Perth’s property market decline looks to be slowing leading into 2022, but it will be a long, slow grind before property investment recovers from a post-mining boom slump, according to experts. Industry analyst and economic forecaster BIS Oxford Economics’ recent report points to an overall slowdown in the Australian property market.
In 2022, Perth property market is projected to see a weaker housing market but will still be around 7% high, particularly in Perth.The CoreLogic home value index rose 1.3 per cent in November. But prices in Perth made only a marginal gain, up Perth 0.2 per cent for the month and taking growth over the past year to 14.5 per cent – the smallest capital city increase in the country. Since peaking in March, when housing values jumped by 2.8 per cent nationally, there has been a notable easing, CoreLogic says.
The main property market issue in Perth is an increase in housing stock built while growth in WA was strong, as the new dwellings came online, it coincided with a downturn in mining sector investment which in turn saw the economy slow.
People who were coming into Western Australia during the mining boom started to leave so we had a drop off in population and a big increase in supply, that resulted in oversupply of the market.
As a result it will take some time for that oversupply to be absorbed, and that’s probably a good couple of years away. Analysts are forecasting minimal growth between 2022 and 2024.
What’s expected to perpetuate price weakness in Perth next year, most analysts expect the bulk of property investors to remain sidelined from WA’s property market until there are clearer signals that flat rental demand is picking up. With WA more of a hostage to global growth than other Australian capital cities, the great unknown is when an economic upturn will start to reverse lower consumer confidence levels.
But despite the severity of the mining downturn, Perth property has held up remarkably well. But with rents falling lower than house prices, investors are clearly waiting for vacancy rates to close so that yields can improve before re-entering the market.
Clearly, it’s hard to pick how long Perth’s (property) oversupply tail will continue wagging. But house prices overall could easily expand or contract within a range of plus or minus three per cent.

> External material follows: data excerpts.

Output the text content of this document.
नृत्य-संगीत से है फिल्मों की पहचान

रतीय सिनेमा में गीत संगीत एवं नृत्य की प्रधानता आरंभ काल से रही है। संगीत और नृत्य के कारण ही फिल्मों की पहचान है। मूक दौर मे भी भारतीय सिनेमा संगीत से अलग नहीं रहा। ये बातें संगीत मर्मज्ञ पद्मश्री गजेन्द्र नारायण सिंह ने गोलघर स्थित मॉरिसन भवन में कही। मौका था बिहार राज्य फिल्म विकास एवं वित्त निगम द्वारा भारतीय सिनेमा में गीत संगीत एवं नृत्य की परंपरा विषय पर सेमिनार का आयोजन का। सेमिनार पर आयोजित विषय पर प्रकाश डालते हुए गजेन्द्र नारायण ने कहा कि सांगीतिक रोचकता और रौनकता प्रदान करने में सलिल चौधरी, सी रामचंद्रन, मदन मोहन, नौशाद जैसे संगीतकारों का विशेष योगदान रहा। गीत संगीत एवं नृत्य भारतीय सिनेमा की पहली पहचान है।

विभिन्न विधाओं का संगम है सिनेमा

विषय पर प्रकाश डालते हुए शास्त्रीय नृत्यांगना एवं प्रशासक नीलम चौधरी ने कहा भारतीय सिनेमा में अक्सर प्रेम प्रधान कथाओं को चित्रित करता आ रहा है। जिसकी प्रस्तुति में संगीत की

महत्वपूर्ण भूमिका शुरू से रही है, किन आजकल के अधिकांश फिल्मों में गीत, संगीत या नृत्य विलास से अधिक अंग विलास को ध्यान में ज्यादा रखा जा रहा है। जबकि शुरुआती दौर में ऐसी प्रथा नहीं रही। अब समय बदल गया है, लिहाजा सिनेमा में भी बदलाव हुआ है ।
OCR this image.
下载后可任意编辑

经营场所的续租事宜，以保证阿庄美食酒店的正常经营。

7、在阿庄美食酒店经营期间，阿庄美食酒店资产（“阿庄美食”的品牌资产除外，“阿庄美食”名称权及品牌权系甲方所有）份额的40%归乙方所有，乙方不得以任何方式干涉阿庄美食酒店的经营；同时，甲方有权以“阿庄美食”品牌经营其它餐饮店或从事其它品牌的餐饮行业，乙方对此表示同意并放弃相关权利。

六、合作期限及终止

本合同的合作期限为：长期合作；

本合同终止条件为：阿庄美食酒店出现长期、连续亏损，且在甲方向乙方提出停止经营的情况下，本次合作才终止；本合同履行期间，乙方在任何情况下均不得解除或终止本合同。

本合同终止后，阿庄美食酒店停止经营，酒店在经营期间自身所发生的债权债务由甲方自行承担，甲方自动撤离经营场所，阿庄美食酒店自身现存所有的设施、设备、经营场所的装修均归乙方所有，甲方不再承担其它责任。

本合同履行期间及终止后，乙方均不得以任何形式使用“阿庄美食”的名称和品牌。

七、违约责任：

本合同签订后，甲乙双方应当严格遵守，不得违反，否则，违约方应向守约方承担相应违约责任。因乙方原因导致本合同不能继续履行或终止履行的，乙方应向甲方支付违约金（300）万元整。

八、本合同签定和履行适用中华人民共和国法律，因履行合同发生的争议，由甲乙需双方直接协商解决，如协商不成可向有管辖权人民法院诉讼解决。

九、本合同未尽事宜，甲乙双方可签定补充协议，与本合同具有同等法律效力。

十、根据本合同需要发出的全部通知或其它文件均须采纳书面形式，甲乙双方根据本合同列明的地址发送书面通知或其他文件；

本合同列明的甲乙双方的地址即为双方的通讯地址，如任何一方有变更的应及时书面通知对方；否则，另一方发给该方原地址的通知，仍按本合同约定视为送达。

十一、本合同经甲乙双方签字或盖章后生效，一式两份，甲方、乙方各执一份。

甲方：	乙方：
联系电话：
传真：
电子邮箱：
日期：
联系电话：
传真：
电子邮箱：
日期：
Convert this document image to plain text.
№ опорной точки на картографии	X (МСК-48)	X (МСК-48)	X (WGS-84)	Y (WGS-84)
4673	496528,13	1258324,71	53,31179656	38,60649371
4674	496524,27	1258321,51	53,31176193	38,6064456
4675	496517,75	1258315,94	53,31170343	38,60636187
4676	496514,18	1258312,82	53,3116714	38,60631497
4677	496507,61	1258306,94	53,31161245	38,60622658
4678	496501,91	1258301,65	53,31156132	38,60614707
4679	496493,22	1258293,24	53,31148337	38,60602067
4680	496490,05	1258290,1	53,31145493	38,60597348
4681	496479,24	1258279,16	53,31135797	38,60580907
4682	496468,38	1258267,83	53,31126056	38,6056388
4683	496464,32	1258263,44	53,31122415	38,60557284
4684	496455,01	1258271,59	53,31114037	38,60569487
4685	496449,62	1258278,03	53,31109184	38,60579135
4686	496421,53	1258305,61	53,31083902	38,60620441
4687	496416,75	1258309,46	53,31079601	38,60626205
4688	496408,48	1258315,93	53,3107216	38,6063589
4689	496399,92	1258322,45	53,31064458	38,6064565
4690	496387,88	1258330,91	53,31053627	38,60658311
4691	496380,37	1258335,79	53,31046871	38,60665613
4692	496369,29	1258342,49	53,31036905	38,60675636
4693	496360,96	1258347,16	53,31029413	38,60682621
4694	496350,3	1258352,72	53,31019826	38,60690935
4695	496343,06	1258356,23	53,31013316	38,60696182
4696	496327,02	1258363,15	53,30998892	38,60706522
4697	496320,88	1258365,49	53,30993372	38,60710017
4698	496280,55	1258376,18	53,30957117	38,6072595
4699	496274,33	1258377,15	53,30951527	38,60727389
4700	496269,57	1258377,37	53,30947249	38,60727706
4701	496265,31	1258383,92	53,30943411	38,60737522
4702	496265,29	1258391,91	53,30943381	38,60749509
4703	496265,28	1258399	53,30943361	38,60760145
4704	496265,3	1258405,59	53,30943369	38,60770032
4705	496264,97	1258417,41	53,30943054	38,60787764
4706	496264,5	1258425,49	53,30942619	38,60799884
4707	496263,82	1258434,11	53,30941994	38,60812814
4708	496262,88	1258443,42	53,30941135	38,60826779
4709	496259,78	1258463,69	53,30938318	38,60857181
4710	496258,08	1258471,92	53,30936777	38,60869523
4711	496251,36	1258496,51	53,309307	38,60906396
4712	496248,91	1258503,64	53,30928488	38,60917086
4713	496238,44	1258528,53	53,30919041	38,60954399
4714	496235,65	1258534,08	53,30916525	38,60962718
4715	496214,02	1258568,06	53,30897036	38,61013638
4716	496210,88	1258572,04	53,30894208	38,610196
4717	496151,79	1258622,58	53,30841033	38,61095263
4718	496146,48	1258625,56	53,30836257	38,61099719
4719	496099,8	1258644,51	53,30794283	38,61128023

Given the renewal and rezoning-factor that’s still playing out in some areas – like Coolbellup, St James, Kensington, East Victoria Park, Hamilton Hill, Spearwood, Kardinya and Willagee – key pockets like these are more likely to continue outperforming the broader market.
But beyond short-term drivers like rezoning, investors should look at broader drivers of future growth, notably around good infrastructure, amenities, proximity to public transport nodes and urban development.
Scarborough and neighbouring suburbs to benefit from a master plan, which includes numerous public and private foreshore improvements and developments, with nearby suburbs like Innaloo and Karrinyup benefiting from upcoming major shopping centre upgrades.
Then there’s the activity centre of Joondalup to the north where further high-density dwellings are being earmarked for recently rezoned areas around the shopping and transport hub or areas closer to the city, like Bassendean and Warwick that are undergoing rejuvenation.
While good buying opportunities will start to emerge over the broader market within the next 12 months, Collins reminds investors that certain pockets are presenting attractive entry points right now. He says while there’s no need to panic-buy those entering the market at the tail-end of the current down-cycle stand to benefit the most.
Look for competing supply, keep away from fringe areas, be cautious of inner-city apartments where vacancy rates are between 12 to 15 per cent and focus on areas with good demand drivers, like unis/TAFEs, schools, employment nodes, transport hubs and other amenities, especially where there’s limited supply.
Affordability in Perth compared to Sydney and Melbourne is a big plus, particularly for first-home buyers, but very soft population growth (especially compared to when resource construction was booming a few years ago) means that all of the adjustment to the excess of supply over demand is occurring on the supply side, a pickup in demand from foreign buyers or any signals that investors from overheated east coast markets are looking for value beyond Sydney and Melbourne. While the down market together with relatively low interest rates will present good buying opportunities over the next 12 months, the risk of downward pressure on prices means investors must take a medium- to long-term outlook.